Para Anna Penido, a escola deve ir além do conteúdo. Foto: Mary Leal, Ascom/SEEDF

O professor Lucas Gomes leciona artes há 5 anos na rede pública de ensino do DF. Ele acredita que a Virada Pedagógica desta terça foi um encontro de extrema importância. “Eu vejo nesse evento as falas de professores e isso nos aproxima. O que foi discutido hoje é relevante e eu vejo que são atitudes que podem acontecer na prática, dentro das salas de aula”, disse Lucas.

 

João Nogueira é pedagogo da SEEDF desde 2013 e concorda com o colega. “A Educação pensar nas mudanças e avanços sociais é essencial. É um assunto que avança na discussão da qualidade do ensino, na construção do sujeito e na relação professor aluno” avaliou o educador. “Agora é pensar como potencializar isso na sala de aula”, finalizou.

 

A educadora Joana London também conversou com os presentes no Museu Nacional da República.
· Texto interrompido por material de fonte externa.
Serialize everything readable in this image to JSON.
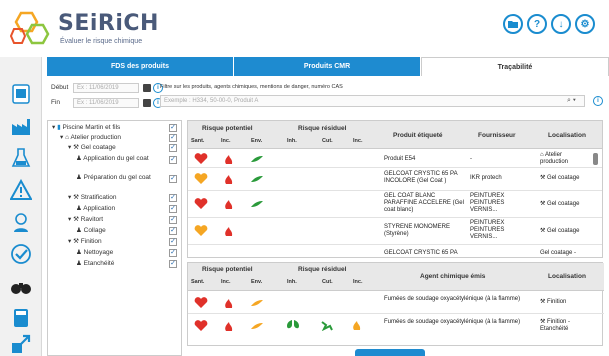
{
  "app": {
    "name": "SEiRiCH",
    "subtitle": "Évaluer le risque chimique"
  },
  "header_buttons": [
    {
      "name": "folder",
      "label": "folder"
    },
    {
      "name": "help",
      "label": "?"
    },
    {
      "name": "download",
      "label": "↓"
    },
    {
      "name": "settings",
      "label": "⚙"
    }
  ],
  "tabs": [
    {
      "label": "FDS des produits"
    },
    {
      "label": "Produits CMR"
    },
    {
      "label": "Traçabilité"
    }
  ],
  "filters": {
    "debut_label": "Début",
    "fin_label": "Fin",
    "date_placeholder_debut": "Ex : 11/06/2019",
    "date_placeholder_fin": "Ex : 11/06/2019",
    "search_hint": "Filtre sur les produits, agents chimiques, mentions de danger, numéro CAS",
    "search_placeholder": "Exemple : H334, 50-00-0, Produit A"
  },
  "tree": [
    {
      "label": "Piscine Martin et fils",
      "level": 0
    },
    {
      "label": "Atelier production",
      "level": 1
    },
    {
      "label": "Gel coatage",
      "level": 2
    },
    {
      "label": "Application du gel coat",
      "level": 3
    },
    {
      "label": "Préparation du gel coat",
      "level": 3
    },
    {
      "label": "Stratification",
      "level": 2
    },
    {
      "label": "Application",
      "level": 3
    },
    {
      "label": "Ravitort",
      "level": 2
    },
    {
      "label": "Collage",
      "level": 3
    },
    {
      "label": "Finition",
      "level": 2
    },
    {
      "label": "Nettoyage",
      "level": 3
    },
    {
      "label": "Etanchéité",
      "level": 3
    }
  ],
  "products_table": {
    "group_headers": [
      "Risque potentiel",
      "Risque résiduel"
    ],
    "sub_headers": [
      "Sant.",
      "Inc.",
      "Env.",
      "Inh.",
      "Cut.",
      "Inc."
    ],
    "col_headers": [
      "Produit étiqueté",
      "Fournisseur",
      "Localisation"
    ],
    "rows": [
      {
        "product": "Produit E54",
        "supplier": "-",
        "location": "Atelier production",
        "heart": "red"
      },
      {
        "product": "GELCOAT CRYSTIC 65 PA INCOLORE (Gel Coat )",
        "supplier": "IKR protech",
        "location": "Gel coatage",
        "heart": "orange"
      },
      {
        "product": "GEL COAT BLANC PARAFFINE ACCELERE (Gel coat blanc)",
        "supplier": "PEINTUREX PEINTURES VERNIS...",
        "location": "Gel coatage",
        "heart": "red"
      },
      {
        "product": "STYRENE MONOMERE (Styrène)",
        "supplier": "PEINTUREX PEINTURES VERNIS...",
        "location": "Gel coatage",
        "heart": "orange"
      },
      {
        "product": "GELCOAT CRYSTIC 65 PA",
        "supplier": "",
        "location": "Gel coatage -",
        "heart": "red"
      }
    ]
  },
  "agents_table": {
    "group_headers": [
      "Risque potentiel",
      "Risque résiduel"
    ],
    "sub_headers": [
      "Sant.",
      "Inc.",
      "Env.",
      "Inh.",
      "Cut.",
      "Inc."
    ],
    "col_headers": [
      "Agent chimique émis",
      "Localisation"
    ],
    "rows": [
      {
        "agent": "Fumées de soudage oxyacétylénique (à la flamme)",
        "location": "Finition"
      },
      {
        "agent": "Fumées de soudage oxyacétylénique (à la flamme)",
        "location": "Finition - Etanchéité"
      }
    ]
  },
  "colors": {
    "accent": "#1e8bd0",
    "danger": "#e0312a",
    "warning": "#f5a623",
    "eco": "#2a9a3a"
  }
}
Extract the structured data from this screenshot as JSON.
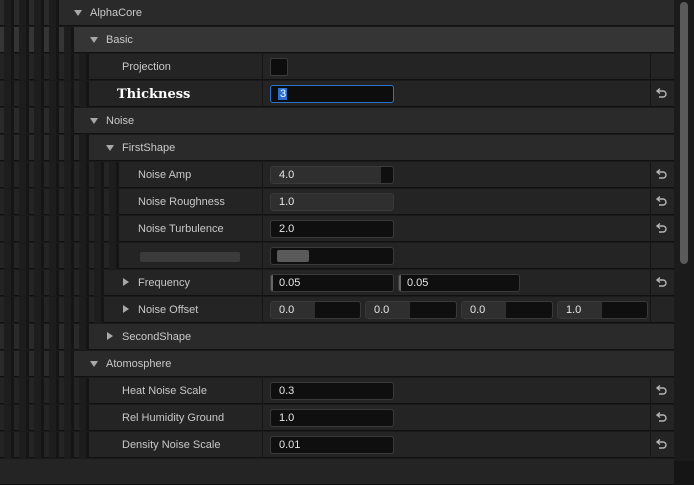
{
  "categories": {
    "alphacore": "AlphaCore",
    "basic": "Basic",
    "noise": "Noise",
    "first_shape": "FirstShape",
    "second_shape": "SecondShape",
    "atmosphere": "Atomosphere"
  },
  "properties": {
    "projection": {
      "label": "Projection"
    },
    "thickness": {
      "label": "Thickness",
      "value": "3"
    },
    "noise_amp": {
      "label": "Noise Amp",
      "value": "4.0",
      "fill": 0.9
    },
    "noise_roughness": {
      "label": "Noise Roughness",
      "value": "1.0",
      "fill": 1.0
    },
    "noise_turbulence": {
      "label": "Noise Turbulence",
      "value": "2.0",
      "fill": 0.0
    },
    "frequency": {
      "label": "Frequency",
      "values": [
        "0.05",
        "0.05"
      ]
    },
    "noise_offset": {
      "label": "Noise Offset",
      "values": [
        "0.0",
        "0.0",
        "0.0",
        "1.0"
      ]
    },
    "heat_noise_scale": {
      "label": "Heat Noise Scale",
      "value": "0.3"
    },
    "rel_humidity_ground": {
      "label": "Rel Humidity Ground",
      "value": "1.0"
    },
    "density_noise_scale": {
      "label": "Density Noise Scale",
      "value": "0.01"
    }
  },
  "icons": {
    "reset": "reset-to-default-icon",
    "expand": "chevron-down-icon",
    "collapse": "chevron-right-icon"
  },
  "colors": {
    "selection": "#2a6ed1",
    "focus_border": "#2b73c8"
  }
}
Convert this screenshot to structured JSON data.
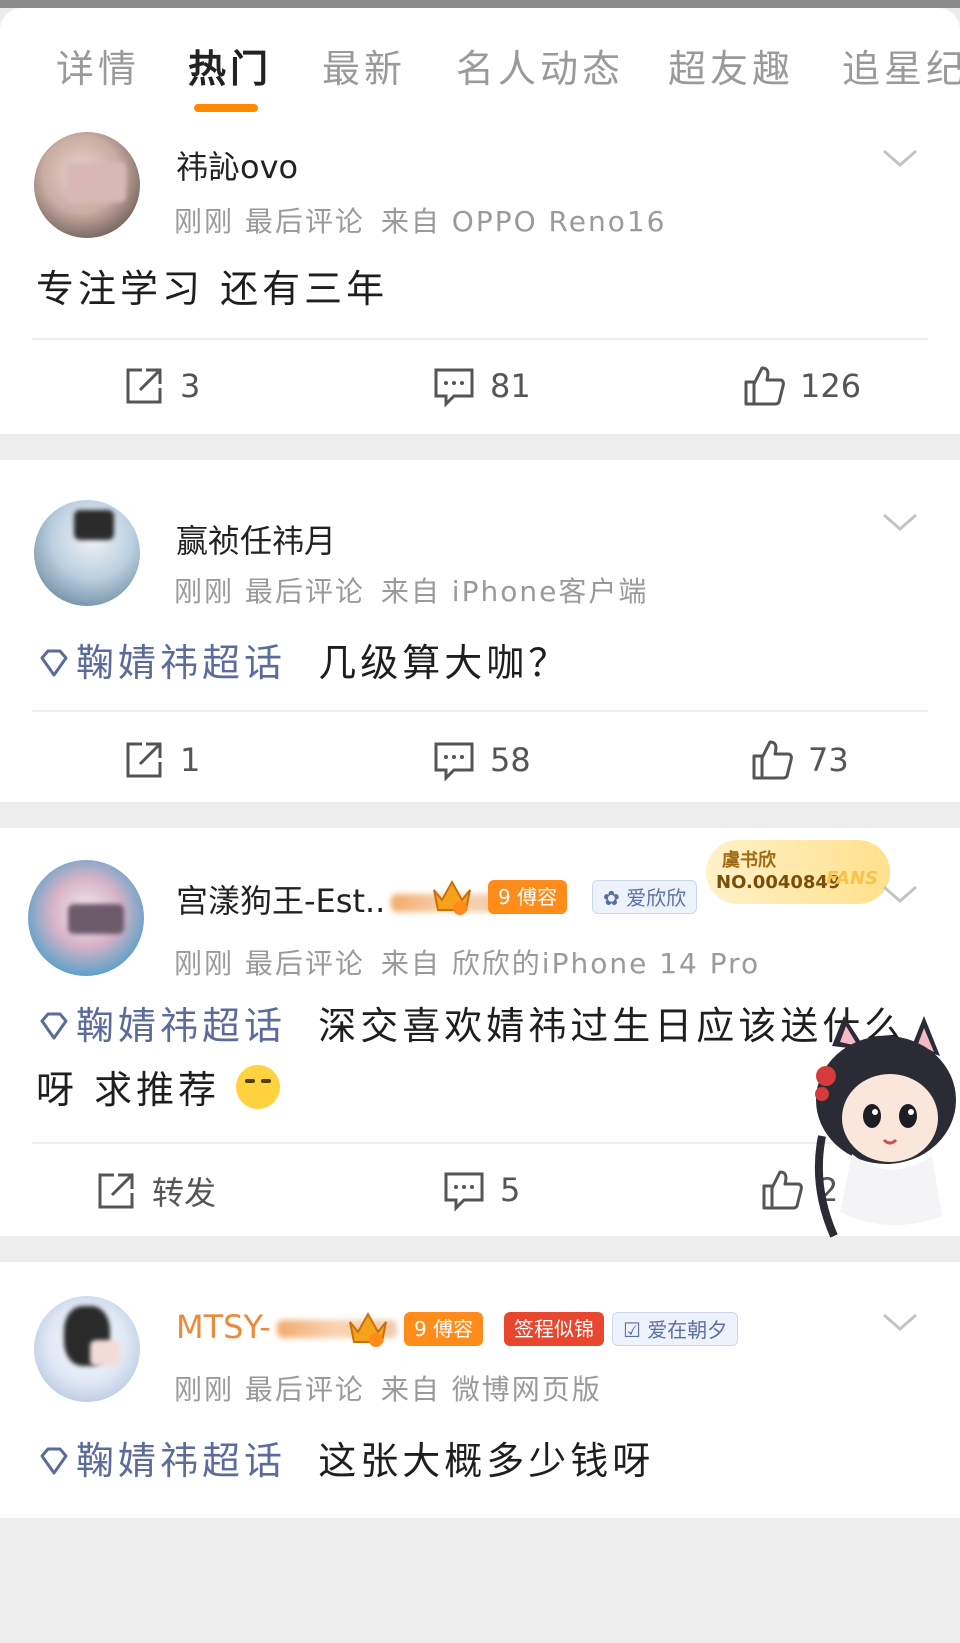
{
  "tabs": [
    {
      "label": "详情",
      "active": false
    },
    {
      "label": "热门",
      "active": true
    },
    {
      "label": "最新",
      "active": false
    },
    {
      "label": "名人动态",
      "active": false
    },
    {
      "label": "超友趣",
      "active": false
    },
    {
      "label": "追星纪",
      "active": false
    }
  ],
  "accent_color": "#ff8a00",
  "topic_color": "#5b6c9c",
  "posts": [
    {
      "username": "祎訫ovo",
      "meta_time": "刚刚 最后评论",
      "meta_source": "来自 OPPO Reno16",
      "content": "专注学习 还有三年",
      "repost": "3",
      "comments": "81",
      "likes": "126"
    },
    {
      "username": "赢祯任祎月",
      "meta_time": "刚刚 最后评论",
      "meta_source": "来自 iPhone客户端",
      "topic": "鞠婧祎超话",
      "content": "几级算大咖？",
      "repost": "1",
      "comments": "58",
      "likes": "73"
    },
    {
      "username": "宫漾狗王-Est..",
      "meta_time": "刚刚 最后评论",
      "meta_source": "来自 欣欣的iPhone 14 Pro",
      "badge_level": "9",
      "badge_title": "傅容",
      "badge_club": "爱欣欣",
      "fans_name": "虞书欣",
      "fans_no": "NO.0040849",
      "fans_tag": "FANS",
      "topic": "鞠婧祎超话",
      "content": "深交喜欢婧祎过生日应该送什么呀 求推荐",
      "repost": "转发",
      "comments": "5",
      "likes": "2"
    },
    {
      "username": "MTSY-",
      "meta_time": "刚刚 最后评论",
      "meta_source": "来自 微博网页版",
      "badge_level": "9",
      "badge_title": "傅容",
      "badge_sign": "签程似锦",
      "badge_club": "爱在朝夕",
      "topic": "鞠婧祎超话",
      "content": "这张大概多少钱呀"
    }
  ],
  "icons": {
    "repost": "share-square-icon",
    "comment": "comment-bubble-icon",
    "like": "thumbs-up-icon",
    "chevron": "chevron-down-icon",
    "topic": "diamond-icon"
  }
}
Ela falou sobre como criar um pilar socioemocional na escola. Já o deputado federal professor Israel (PV) contou um pouco da experiência que ele teve em sala de aula e abordou a força e poder que os professores detêm. A III Virada Pedagógica continua à tarde, tanto no Museu Nacional da República, quanto no Teatro da Universidade Católica de Brasília.

Virada Pedagógica

A Virada Pedagógica está em sua segunda edição e tem por objetivo estimular, provocar e promover a reflexão, de forma a melhorar a qualidade na educação do Distrito Federal. Durante o dia em que é promovida, os encontros são realizados ao mesmo tempo em todas as coordenações regionais de ensino, no horário da coordenação pedagógica.

 

Além da Virada nas regionais, há encontros específicos organizados pela Subsecretaria de Educação Básica (Subeb) e pela Subsecretaria de Educação Inclusiva e Integral (Subin). A II Virada Pedagógica dá continuidade à proposta de formação diferenciada da Secretaria de Educação do DF, em parceria com a Universidade de Brasília (UnB), para discutir temas atuais da educação e compartilhar experiências.